Car derrière ces deux appareils se joue bien plus qu’une livraison d’armement. C’est un basculement d’équilibre régional.
Développé dans les années 2010 par la Russie, le Su-57 « Felon » appartient à la très sélective catégorie des chasseurs dits de cinquième génération, aux côtés du F-35 américain. Furtivité avancée, supermanœuvrabilité, supercroisière, avionique intégrée, capacité de frappe air-air, air-sol et air-mer : l’appareil concentre les standards les plus modernes du combat aérien contemporain.
Selon les informations divulguées fin 2025, Alger aurait signé en 2021 un contrat portant sur 14 Su-57E, pour un montant estimé à plusieurs milliards de dollars, chaque unité avoisinant les 140 millions. Six appareils ont été livrés en 2025, six attendus en 2026, et les deux derniers en 2027.
Si le calendrier est respecté, malgré les tensions industrielles russes liées au conflit ukrainien, l’Algérie deviendra le premier client export du Su-57. Une vitrine stratégique pour Moscou, et un bond capacitaire inédit pour Alger.
La réception parallèle de Su-35 aux couleurs algériennes confirme cette dynamique de modernisation accélérée. Et les documents révélés à l’automne évoquent même d’autres commandes, notamment des bombardiers tactiques Su-34.
Dans ce contexte, la comparaison régionale s’impose. Le Maroc dispose d’une flotte modernisée de F-16 Viper et doit intégrer des Mirage 2000 ex-émiratis. Des appareils performants, polyvalents, éprouvés, mais de génération 4++.
Or, face à un chasseur furtif de cinquième génération, l’écart capacitaire est réel, notamment en matière de détection radar, de pénétration défensive et de guerre électronique.
À ce stade, sauf acquisition de F-35 américains, Rabat ne dispose pas d’un appareil équivalent en matière de furtivité et de fusion de données.

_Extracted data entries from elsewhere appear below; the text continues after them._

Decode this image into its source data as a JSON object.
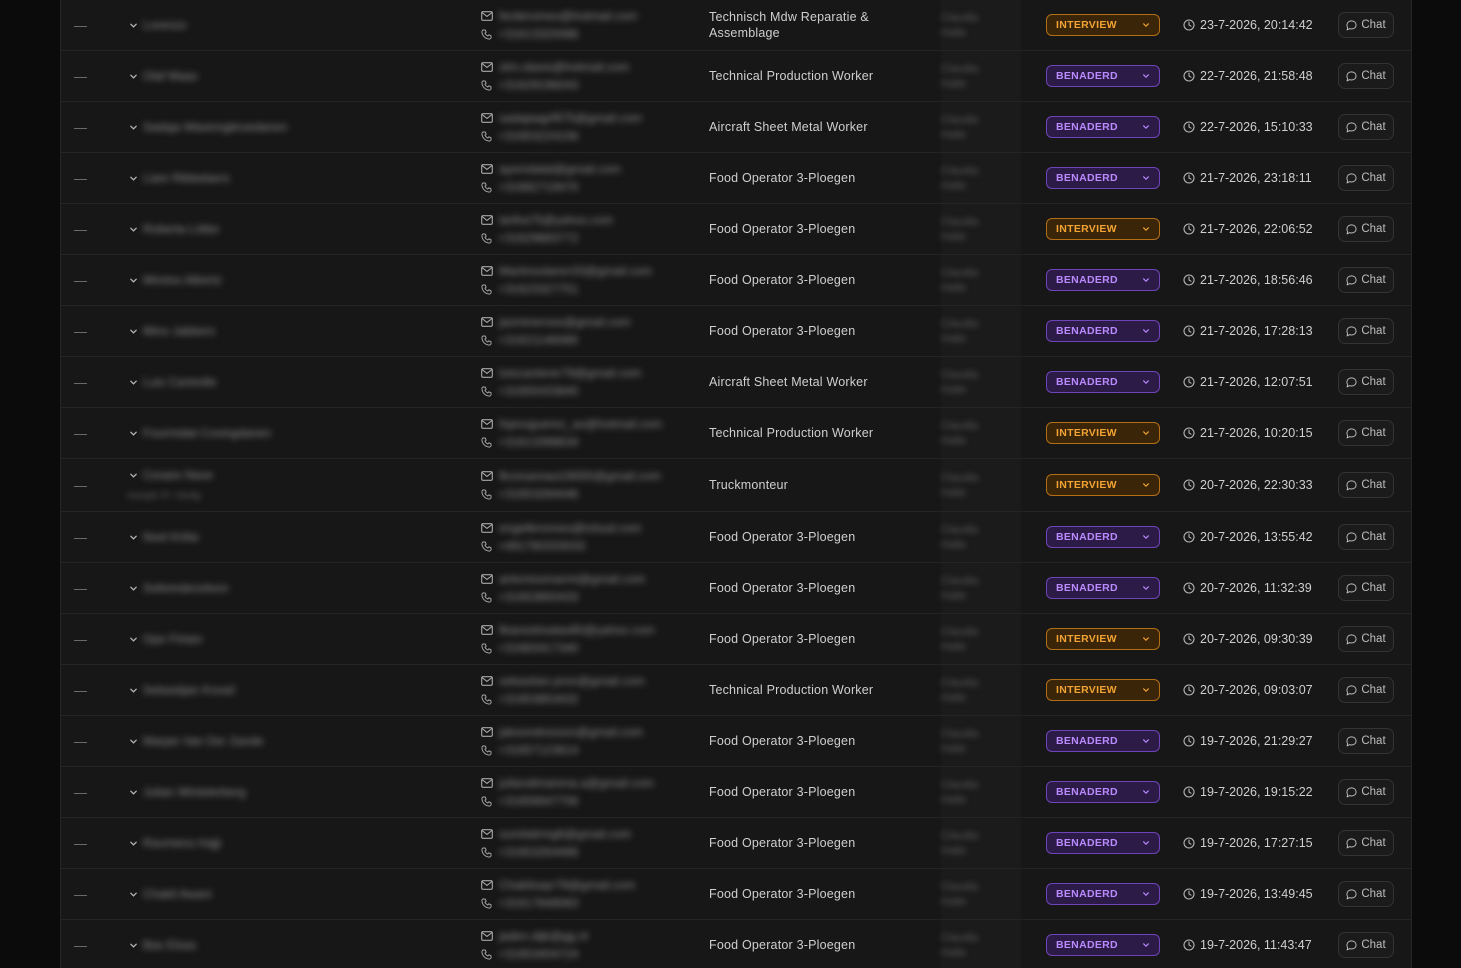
{
  "rows": [
    {
      "dash": "—",
      "name": "Lorenzo",
      "email": "ferderomeo@hotmail.com",
      "phone": "+31613320086",
      "job": "Technisch Mdw Reparatie & Assemblage",
      "recruiter1": "Claudia",
      "recruiter2": "Halle",
      "status": "INTERVIEW",
      "date": "23-7-2026, 20:14:42",
      "chat": "Chat"
    },
    {
      "dash": "—",
      "name": "Olaf Maas",
      "email": "olm.olavis@hotmail.com",
      "phone": "+31629196043",
      "job": "Technical Production Worker",
      "recruiter1": "Claudia",
      "recruiter2": "Halle",
      "status": "BENADERD",
      "date": "22-7-2026, 21:58:48",
      "chat": "Chat"
    },
    {
      "dash": "—",
      "name": "Sadaja Wasinngbroedanen",
      "email": "sadajaagrf975@gmail.com",
      "phone": "+31653224156",
      "job": "Aircraft Sheet Metal Worker",
      "recruiter1": "Claudia",
      "recruiter2": "Halle",
      "status": "BENADERD",
      "date": "22-7-2026, 15:10:33",
      "chat": "Chat"
    },
    {
      "dash": "—",
      "name": "Liam Ribbelaers",
      "email": "ayemdalal@gmail.com",
      "phone": "+31682719470",
      "job": "Food Operator 3-Ploegen",
      "recruiter1": "Claudia",
      "recruiter2": "Halle",
      "status": "BENADERD",
      "date": "21-7-2026, 23:18:11",
      "chat": "Chat"
    },
    {
      "dash": "—",
      "name": "Roberta Lötter",
      "email": "lartha75@yahoo.com",
      "phone": "+31629883772",
      "job": "Food Operator 3-Ploegen",
      "recruiter1": "Claudia",
      "recruiter2": "Halle",
      "status": "INTERVIEW",
      "date": "21-7-2026, 22:06:52",
      "chat": "Chat"
    },
    {
      "dash": "—",
      "name": "Mirelos Albertz",
      "email": "Martinsolaren33@gmail.com",
      "phone": "+31623327751",
      "job": "Food Operator 3-Ploegen",
      "recruiter1": "Claudia",
      "recruiter2": "Halle",
      "status": "BENADERD",
      "date": "21-7-2026, 18:56:46",
      "chat": "Chat"
    },
    {
      "dash": "—",
      "name": "Mino Jabbers",
      "email": "jasminerose@gmail.com",
      "phone": "+31621146089",
      "job": "Food Operator 3-Ploegen",
      "recruiter1": "Claudia",
      "recruiter2": "Halle",
      "status": "BENADERD",
      "date": "21-7-2026, 17:28:13",
      "chat": "Chat"
    },
    {
      "dash": "—",
      "name": "Luis Cantrelle",
      "email": "luiscanterer79@gmail.com",
      "phone": "+31655433840",
      "job": "Aircraft Sheet Metal Worker",
      "recruiter1": "Claudia",
      "recruiter2": "Halle",
      "status": "BENADERD",
      "date": "21-7-2026, 12:07:51",
      "chat": "Chat"
    },
    {
      "dash": "—",
      "name": "Fourmidat Covingdanen",
      "email": "fopnoguerez_ax@hotmail.com",
      "phone": "+31613398634",
      "job": "Technical Production Worker",
      "recruiter1": "Claudia",
      "recruiter2": "Halle",
      "status": "INTERVIEW",
      "date": "21-7-2026, 10:20:15",
      "chat": "Chat"
    },
    {
      "dash": "—",
      "name": "Cesare Nave",
      "extra": "morph Fr Vinity",
      "email": "fkcesareaui19000@gmail.com",
      "phone": "+31653284446",
      "job": "Truckmonteur",
      "recruiter1": "Claudia",
      "recruiter2": "Halle",
      "status": "INTERVIEW",
      "date": "20-7-2026, 22:30:33",
      "chat": "Chat"
    },
    {
      "dash": "—",
      "name": "Noel Krifai",
      "email": "engelbronnes@icloud.com",
      "phone": "+491760333033",
      "job": "Food Operator 3-Ploegen",
      "recruiter1": "Claudia",
      "recruiter2": "Halle",
      "status": "BENADERD",
      "date": "20-7-2026, 13:55:42",
      "chat": "Chat"
    },
    {
      "dash": "—",
      "name": "Soliomdeceleon",
      "email": "antonioomarmi@gmail.com",
      "phone": "+31653850433",
      "job": "Food Operator 3-Ploegen",
      "recruiter1": "Claudia",
      "recruiter2": "Halle",
      "status": "BENADERD",
      "date": "20-7-2026, 11:32:39",
      "chat": "Chat"
    },
    {
      "dash": "—",
      "name": "Ope Fintan",
      "email": "fkianedrealas80@yahoo.com",
      "phone": "+31683417340",
      "job": "Food Operator 3-Ploegen",
      "recruiter1": "Claudia",
      "recruiter2": "Halle",
      "status": "INTERVIEW",
      "date": "20-7-2026, 09:30:39",
      "chat": "Chat"
    },
    {
      "dash": "—",
      "name": "Sebastijan Kovač",
      "email": "sebastian.pron@gmail.com",
      "phone": "+31653853432",
      "job": "Technical Production Worker",
      "recruiter1": "Claudia",
      "recruiter2": "Halle",
      "status": "INTERVIEW",
      "date": "20-7-2026, 09:03:07",
      "chat": "Chat"
    },
    {
      "dash": "—",
      "name": "Marjan Van Der Zande",
      "email": "jaksondresson@gmail.com",
      "phone": "+31657123614",
      "job": "Food Operator 3-Ploegen",
      "recruiter1": "Claudia",
      "recruiter2": "Halle",
      "status": "BENADERD",
      "date": "19-7-2026, 21:29:27",
      "chat": "Chat"
    },
    {
      "dash": "—",
      "name": "Julian Wintelerberg",
      "email": "juliandimarena.a@gmail.com",
      "phone": "+31656647706",
      "job": "Food Operator 3-Ploegen",
      "recruiter1": "Claudia",
      "recruiter2": "Halle",
      "status": "BENADERD",
      "date": "19-7-2026, 19:15:22",
      "chat": "Chat"
    },
    {
      "dash": "—",
      "name": "Ravmiera Hajji",
      "email": "sumitalrmg6@gmail.com",
      "phone": "+31653264466",
      "job": "Food Operator 3-Ploegen",
      "recruiter1": "Claudia",
      "recruiter2": "Halle",
      "status": "BENADERD",
      "date": "19-7-2026, 17:27:15",
      "chat": "Chat"
    },
    {
      "dash": "—",
      "name": "Chakil Awani",
      "email": "Chakilsayr78@gmail.com",
      "phone": "+31617848083",
      "job": "Food Operator 3-Ploegen",
      "recruiter1": "Claudia",
      "recruiter2": "Halle",
      "status": "BENADERD",
      "date": "19-7-2026, 13:49:45",
      "chat": "Chat"
    },
    {
      "dash": "—",
      "name": "Bas Elsas",
      "email": "jaden.dijk@gg.nl",
      "phone": "+31653404724",
      "job": "Food Operator 3-Ploegen",
      "recruiter1": "Claudia",
      "recruiter2": "Halle",
      "status": "BENADERD",
      "date": "19-7-2026, 11:43:47",
      "chat": "Chat"
    }
  ]
}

L’Algérie prend donc une longueur d’avance technologique dans le ciel nord-africain.
Cette montée en puissance n’échappe pas aux États-Unis. Début février, Robert Palladino, du Département d’État, a évoqué devant le Sénat la possibilité de sanctions au titre de la loi CAATSA, adoptée en 2017 pour pénaliser les transactions majeures avec le complexe militaro-industriel russe.

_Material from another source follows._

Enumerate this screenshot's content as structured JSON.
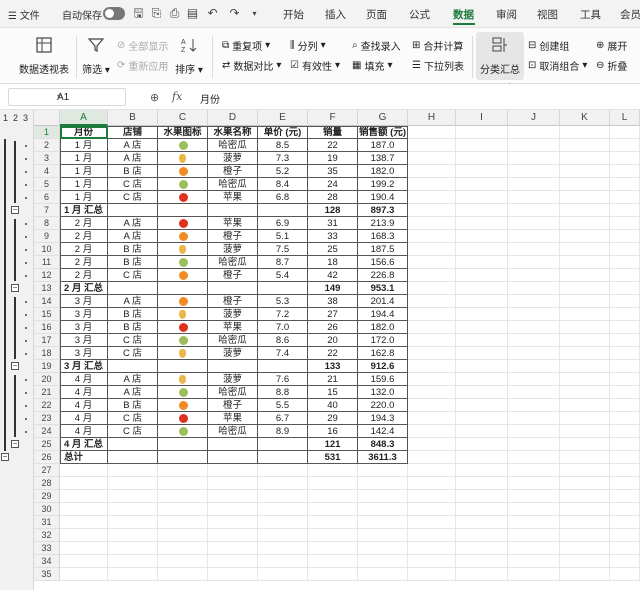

La Turquie en a fait les frais après l’achat des S-400. L’Égypte, elle, a renoncé à des acquisitions russes par crainte de représailles. L’Algérie assume visiblement le risque.

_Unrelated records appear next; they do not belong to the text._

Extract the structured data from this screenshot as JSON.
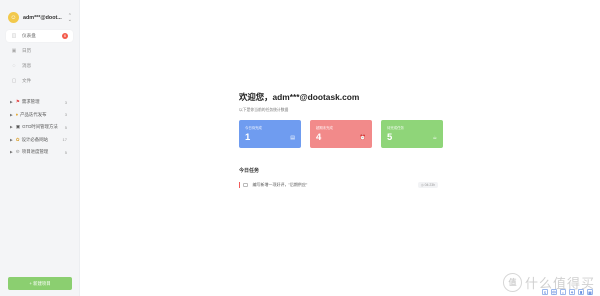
{
  "user": {
    "name": "adm***@doot..."
  },
  "nav": [
    {
      "label": "仪表盘",
      "badge": "6",
      "icon": "dashboard-icon"
    },
    {
      "label": "日历",
      "icon": "calendar-icon"
    },
    {
      "label": "消息",
      "icon": "message-icon"
    },
    {
      "label": "文件",
      "icon": "file-icon"
    }
  ],
  "projects": [
    {
      "label": "需求管理",
      "count": "3",
      "icon": "flag-icon"
    },
    {
      "label": "产品迭代发布",
      "count": "3",
      "icon": "pin-icon"
    },
    {
      "label": "GTD时间管理方法",
      "count": "5",
      "icon": "robot-icon"
    },
    {
      "label": "设计必备网站",
      "count": "17",
      "icon": "palette-icon"
    },
    {
      "label": "项目进度管理",
      "count": "5",
      "icon": "gear-icon"
    }
  ],
  "new_project_label": "+ 新建项目",
  "welcome_title": "欢迎您，adm***@dootask.com",
  "welcome_sub": "以下是你当前的任务统计数据",
  "cards": [
    {
      "label": "今日待完成",
      "value": "1",
      "color": "#6f9cf0"
    },
    {
      "label": "超期未完成",
      "value": "4",
      "color": "#f28a8a"
    },
    {
      "label": "待完成任务",
      "value": "5",
      "color": "#8fd579"
    }
  ],
  "today_title": "今日任务",
  "task": {
    "text": "编写新增一项好评，\"后期供应\"",
    "meta": "◷ 04:23h"
  },
  "watermark": {
    "circle": "值",
    "text": "什么值得买"
  },
  "tray": [
    "S",
    "中",
    "•",
    "⚘",
    "♜",
    "▦"
  ]
}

Reste une question centrale : la possession d’un avion de cinquième génération suffit-elle à garantir une supériorité durable ?
Des analystes spécialisés soulignent qu’un tel appareil exige une chaîne logistique robuste, un soutien technique constant et des mises à jour régulières. Sans cela, le « joyau technologique » peut devenir un atout d’image plus qu’un avantage opérationnel décisif.
Mais sur le plan strictement stratégique et symbolique, le message est clair : Alger entend consolider son statut de première puissance aérienne militaire en Afrique du Nord.